A model for functions of dFMR1 Q/N+ and Q/N− isoforms in neurons based on results from this study and other published observations on FMRP function. The deficit in 1 h STM in ΔQ/N flies parallels the requirement for protein synthesis in mGluR-induced hippocampal LTD (Huber et al., 2000, 2002). The C-terminal peptides of human FMRP facilitate an interaction with kinesin (Dictenberg et al., 2008) and are related to the C-terminal peptide of dFMR1 (Fig. 1E). The dFMR1 Q/N domain may then allow for interactions with RNP complexes that promote dendritic RNA trafficking and/or regulation of local translation of mRNA species that are critical for early stages of memory formation.
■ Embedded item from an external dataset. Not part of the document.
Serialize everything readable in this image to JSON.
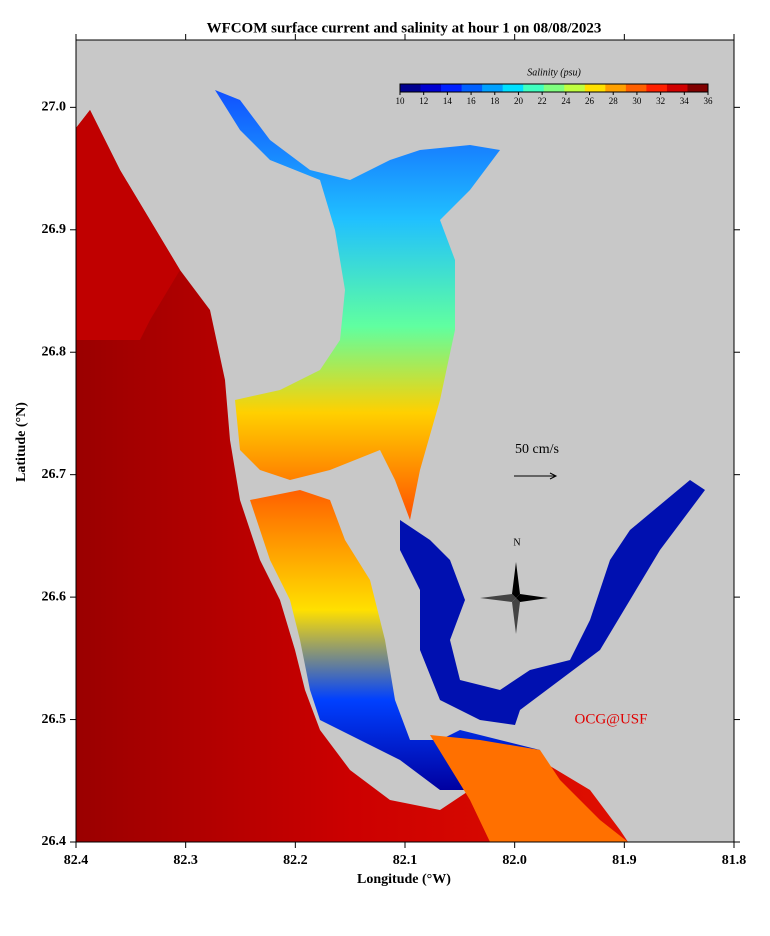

Production of the dFMR1 Q/N− isoform is critical for 4 d LTM of courtship training. The Q/N− isoform could contribute to regulated expression of genes that further consolidate memory of training. This might occur through translation regulation mechanisms within dendrites or spines. Alternatively, de novo transcription is required for certain forms of LTM. FMRP is detected in the nucleus, and roles for FMRP in chromatin regulation, RNA processing, and nucleocytoplasmic transport of RNA have been reported or proposed (Deshpande et al., 2006; Lai et al., 2006; Didiot et al., 2008). Disruption of isoform-specific roles for any of these steps in nuclear gene expression may contribute to the observed deficit in LTM.